Should you curate or create?

twitter is a great medium for discovery of valuable resources. Someone I follow retweets something that leads me to discover high-value content I did not know existed. The best use-cases for twitter are as a knowledge resource and newsfeed in that order. For a consumer, this ecosystem needs creators, those who develop original content, and curators, those who enable you to discover great content. Most social media presence can be classified into one or the other bucket. Both are of tremendous value to consumers, with stark differences. I’m writing from experience of financial twitter but am comfortable guessing it applies generally.

The reward-to-effort ratio for curation far exceeds that for creation. A creator is constantly worrying she has run out of valuable and original points of view to articulate. A curator is never short of material. An inaccuracy or flawed logic in a piece that gets pointed out after it is published keeps creators up at night. Curators move on to quote from the next article because the flaws are never theirs.

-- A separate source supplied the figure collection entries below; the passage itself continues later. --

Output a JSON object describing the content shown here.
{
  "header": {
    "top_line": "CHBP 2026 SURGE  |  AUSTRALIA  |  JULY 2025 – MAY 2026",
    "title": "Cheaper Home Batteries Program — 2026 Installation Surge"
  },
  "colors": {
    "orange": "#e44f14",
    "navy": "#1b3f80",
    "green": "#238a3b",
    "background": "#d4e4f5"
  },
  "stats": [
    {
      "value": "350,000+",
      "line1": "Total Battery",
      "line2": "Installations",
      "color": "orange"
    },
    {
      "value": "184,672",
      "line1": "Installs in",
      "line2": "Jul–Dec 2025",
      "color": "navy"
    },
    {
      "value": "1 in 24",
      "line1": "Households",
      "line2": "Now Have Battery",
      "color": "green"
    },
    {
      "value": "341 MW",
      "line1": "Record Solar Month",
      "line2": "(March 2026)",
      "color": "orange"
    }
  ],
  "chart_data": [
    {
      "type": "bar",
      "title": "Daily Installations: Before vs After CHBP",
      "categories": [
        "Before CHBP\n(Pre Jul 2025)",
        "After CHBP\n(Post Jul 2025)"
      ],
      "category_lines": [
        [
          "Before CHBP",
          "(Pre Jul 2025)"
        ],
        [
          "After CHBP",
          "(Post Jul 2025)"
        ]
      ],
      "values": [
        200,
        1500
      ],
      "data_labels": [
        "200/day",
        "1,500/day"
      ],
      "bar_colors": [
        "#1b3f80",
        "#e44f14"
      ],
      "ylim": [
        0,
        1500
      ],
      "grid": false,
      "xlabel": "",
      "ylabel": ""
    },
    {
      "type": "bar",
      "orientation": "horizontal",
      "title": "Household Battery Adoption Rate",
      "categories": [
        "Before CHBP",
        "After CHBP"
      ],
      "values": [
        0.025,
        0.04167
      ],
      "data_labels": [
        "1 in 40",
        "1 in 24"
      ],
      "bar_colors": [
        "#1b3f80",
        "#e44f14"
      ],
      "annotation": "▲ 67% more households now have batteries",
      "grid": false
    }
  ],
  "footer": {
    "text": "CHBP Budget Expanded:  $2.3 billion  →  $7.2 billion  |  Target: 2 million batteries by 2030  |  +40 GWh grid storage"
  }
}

For a creator, time spent tracking down a train of thought to write about is time spent not following another, potentially more rewarding one. For a curator, all time spent browsing and reading is well spent.

Why then, should anyone bother with the risk of rejection that comes from creating? Why not just curate others’ content that has already survived the test?

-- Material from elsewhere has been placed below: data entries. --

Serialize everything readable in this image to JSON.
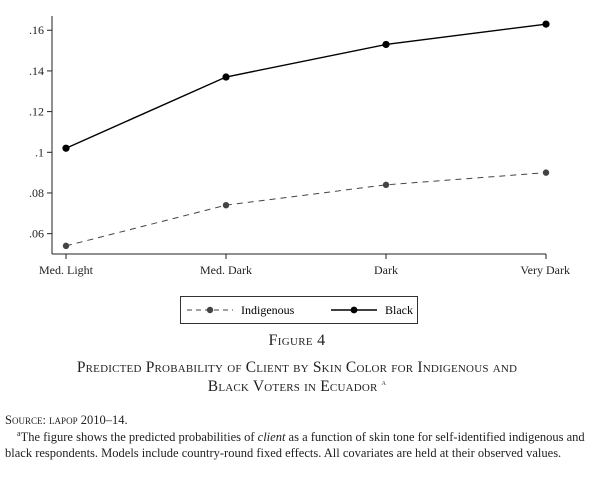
{
  "chart_data": {
    "type": "line",
    "categories": [
      "Med. Light",
      "Med. Dark",
      "Dark",
      "Very Dark"
    ],
    "series": [
      {
        "name": "Indigenous",
        "values": [
          0.054,
          0.074,
          0.084,
          0.09
        ],
        "style": "dashed",
        "color": "#444444"
      },
      {
        "name": "Black",
        "values": [
          0.102,
          0.137,
          0.153,
          0.163
        ],
        "style": "solid",
        "color": "#000000"
      }
    ],
    "ylim": [
      0.05,
      0.167
    ],
    "yticks": [
      0.06,
      0.08,
      0.1,
      0.12,
      0.14,
      0.16
    ],
    "ytick_labels": [
      ".06",
      ".08",
      ".1",
      ".12",
      ".14",
      ".16"
    ],
    "grid": false,
    "legend_position": "bottom"
  },
  "figure": {
    "number": "Figure 4",
    "title_line1": "Predicted Probability of Client by Skin Color for Indigenous and",
    "title_line2": "Black Voters in Ecuador",
    "title_mark": "a"
  },
  "source": {
    "label": "Source:",
    "org": "LAPOP",
    "years": "2010–14."
  },
  "note": {
    "mark": "a",
    "text_before": "The figure shows the predicted probabilities of ",
    "italic": "client",
    "text_after": " as a function of skin tone for self-identified indigenous and black respondents. Models include country-round fixed effects. All covariates are held at their observed values."
  }
}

Curation brings big short-term rewards. The instant gratification of follows, retweets and mentions. The positive reinforcement can be intoxicating. Browse, skim popular article by popular source, find highlight quote, post. You can do it waiting in line at the supermarket. It is a race to link to the currently popular articles (just check for how so many different curation sites link to the same set of articles at the same time). Fastest finger first. No wonder then that the number of sites that curate content seems to far outnumber the sources of actual content.

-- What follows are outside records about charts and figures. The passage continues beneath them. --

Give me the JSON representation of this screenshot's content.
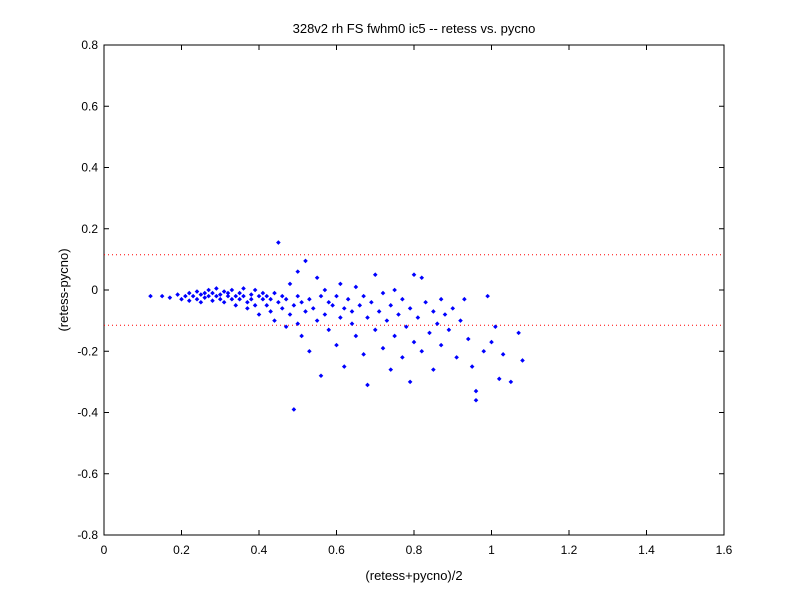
{
  "chart_data": {
    "type": "scatter",
    "title": "328v2 rh FS fwhm0 ic5 -- retess vs. pycno",
    "xlabel": "(retess+pycno)/2",
    "ylabel": "(retess-pycno)",
    "xlim": [
      0,
      1.6
    ],
    "ylim": [
      -0.8,
      0.8
    ],
    "xticks": [
      0,
      0.2,
      0.4,
      0.6,
      0.8,
      1,
      1.2,
      1.4,
      1.6
    ],
    "yticks": [
      -0.8,
      -0.6,
      -0.4,
      -0.2,
      0,
      0.2,
      0.4,
      0.6,
      0.8
    ],
    "xtick_labels": [
      "0",
      "0.2",
      "0.4",
      "0.6",
      "0.8",
      "1",
      "1.2",
      "1.4",
      "1.6"
    ],
    "ytick_labels": [
      "-0.8",
      "-0.6",
      "-0.4",
      "-0.2",
      "0",
      "0.2",
      "0.4",
      "0.6",
      "0.8"
    ],
    "grid": false,
    "reference_lines": [
      0.115,
      -0.115
    ],
    "colors": {
      "points": "#0000ff",
      "reference_lines": "#ff0000",
      "axes": "#000000"
    },
    "points": [
      [
        0.12,
        -0.02
      ],
      [
        0.15,
        -0.02
      ],
      [
        0.17,
        -0.025
      ],
      [
        0.19,
        -0.015
      ],
      [
        0.2,
        -0.03
      ],
      [
        0.21,
        -0.02
      ],
      [
        0.22,
        -0.01
      ],
      [
        0.22,
        -0.035
      ],
      [
        0.23,
        -0.02
      ],
      [
        0.24,
        -0.005
      ],
      [
        0.24,
        -0.03
      ],
      [
        0.25,
        -0.015
      ],
      [
        0.25,
        -0.04
      ],
      [
        0.26,
        -0.01
      ],
      [
        0.26,
        -0.025
      ],
      [
        0.27,
        0.0
      ],
      [
        0.27,
        -0.02
      ],
      [
        0.28,
        -0.035
      ],
      [
        0.28,
        -0.01
      ],
      [
        0.29,
        -0.02
      ],
      [
        0.29,
        0.005
      ],
      [
        0.3,
        -0.03
      ],
      [
        0.3,
        -0.015
      ],
      [
        0.31,
        -0.005
      ],
      [
        0.31,
        -0.04
      ],
      [
        0.32,
        -0.02
      ],
      [
        0.32,
        -0.01
      ],
      [
        0.33,
        0.0
      ],
      [
        0.33,
        -0.03
      ],
      [
        0.34,
        -0.02
      ],
      [
        0.34,
        -0.05
      ],
      [
        0.35,
        -0.01
      ],
      [
        0.35,
        -0.03
      ],
      [
        0.36,
        0.005
      ],
      [
        0.36,
        -0.02
      ],
      [
        0.37,
        -0.04
      ],
      [
        0.37,
        -0.06
      ],
      [
        0.38,
        -0.015
      ],
      [
        0.38,
        -0.03
      ],
      [
        0.39,
        0.0
      ],
      [
        0.39,
        -0.05
      ],
      [
        0.4,
        -0.02
      ],
      [
        0.4,
        -0.08
      ],
      [
        0.41,
        -0.03
      ],
      [
        0.41,
        -0.01
      ],
      [
        0.42,
        -0.05
      ],
      [
        0.42,
        -0.02
      ],
      [
        0.43,
        -0.07
      ],
      [
        0.43,
        -0.03
      ],
      [
        0.44,
        -0.01
      ],
      [
        0.44,
        -0.1
      ],
      [
        0.45,
        -0.04
      ],
      [
        0.45,
        0.155
      ],
      [
        0.46,
        -0.02
      ],
      [
        0.46,
        -0.06
      ],
      [
        0.47,
        -0.12
      ],
      [
        0.47,
        -0.03
      ],
      [
        0.48,
        -0.08
      ],
      [
        0.48,
        0.02
      ],
      [
        0.49,
        -0.05
      ],
      [
        0.49,
        -0.39
      ],
      [
        0.5,
        -0.02
      ],
      [
        0.5,
        -0.11
      ],
      [
        0.5,
        0.06
      ],
      [
        0.51,
        -0.04
      ],
      [
        0.51,
        -0.15
      ],
      [
        0.52,
        -0.07
      ],
      [
        0.52,
        0.095
      ],
      [
        0.53,
        -0.03
      ],
      [
        0.53,
        -0.2
      ],
      [
        0.54,
        -0.06
      ],
      [
        0.55,
        -0.1
      ],
      [
        0.55,
        0.04
      ],
      [
        0.56,
        -0.02
      ],
      [
        0.56,
        -0.28
      ],
      [
        0.57,
        -0.08
      ],
      [
        0.57,
        0.0
      ],
      [
        0.58,
        -0.13
      ],
      [
        0.58,
        -0.04
      ],
      [
        0.59,
        -0.05
      ],
      [
        0.6,
        -0.18
      ],
      [
        0.6,
        -0.02
      ],
      [
        0.61,
        -0.09
      ],
      [
        0.61,
        0.02
      ],
      [
        0.62,
        -0.06
      ],
      [
        0.62,
        -0.25
      ],
      [
        0.63,
        -0.03
      ],
      [
        0.64,
        -0.11
      ],
      [
        0.64,
        -0.07
      ],
      [
        0.65,
        -0.15
      ],
      [
        0.65,
        0.01
      ],
      [
        0.66,
        -0.05
      ],
      [
        0.67,
        -0.21
      ],
      [
        0.67,
        -0.02
      ],
      [
        0.68,
        -0.09
      ],
      [
        0.68,
        -0.31
      ],
      [
        0.69,
        -0.04
      ],
      [
        0.7,
        -0.13
      ],
      [
        0.7,
        0.05
      ],
      [
        0.71,
        -0.07
      ],
      [
        0.72,
        -0.19
      ],
      [
        0.72,
        -0.01
      ],
      [
        0.73,
        -0.1
      ],
      [
        0.74,
        -0.26
      ],
      [
        0.74,
        -0.05
      ],
      [
        0.75,
        -0.15
      ],
      [
        0.75,
        0.0
      ],
      [
        0.76,
        -0.08
      ],
      [
        0.77,
        -0.22
      ],
      [
        0.77,
        -0.03
      ],
      [
        0.78,
        -0.12
      ],
      [
        0.79,
        -0.3
      ],
      [
        0.79,
        -0.06
      ],
      [
        0.8,
        -0.17
      ],
      [
        0.8,
        0.05
      ],
      [
        0.81,
        -0.09
      ],
      [
        0.82,
        -0.2
      ],
      [
        0.82,
        0.04
      ],
      [
        0.83,
        -0.04
      ],
      [
        0.84,
        -0.14
      ],
      [
        0.85,
        -0.07
      ],
      [
        0.85,
        -0.26
      ],
      [
        0.86,
        -0.11
      ],
      [
        0.87,
        -0.03
      ],
      [
        0.87,
        -0.18
      ],
      [
        0.88,
        -0.08
      ],
      [
        0.89,
        -0.13
      ],
      [
        0.9,
        -0.06
      ],
      [
        0.91,
        -0.22
      ],
      [
        0.92,
        -0.1
      ],
      [
        0.93,
        -0.03
      ],
      [
        0.94,
        -0.16
      ],
      [
        0.95,
        -0.25
      ],
      [
        0.96,
        -0.33
      ],
      [
        0.96,
        -0.36
      ],
      [
        0.98,
        -0.2
      ],
      [
        0.99,
        -0.02
      ],
      [
        1.0,
        -0.17
      ],
      [
        1.01,
        -0.12
      ],
      [
        1.02,
        -0.29
      ],
      [
        1.03,
        -0.21
      ],
      [
        1.05,
        -0.3
      ],
      [
        1.07,
        -0.14
      ],
      [
        1.08,
        -0.23
      ]
    ]
  }
}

Creation has no short-term rewards. Labour through books and research pieces to consider different viewpoints. Do your analysis to see real-world implications. Type out what can turn out to be, a poorly articulated, even flawed point of view. It is slow. It seems a pointless exercise. Each time you do it though, you make yourself think critically. Test ideas, even popular ones for weaknesses. Generally accepted truths that are in fact limited in their application. Perfect investment philosophies that have no chance of working when human emotions are involved. Your understanding of the world gets better because you struggled with the ideas long enough.

Investment ideas can be borrowed but not the conviction needed to profit from them. That conviction comes from having thought deeply enough about investment philosophies to hone one that is individually yours.

You are a creator even if yours is an audience of one, you. But it needs the willingness to trade breadth for depth. Slow over Instant. To wrestle uncomfortably with ideas that sound like no-brainers but you have no idea how to implement.

Choosing to create is to fundamentally understand the power of compounding.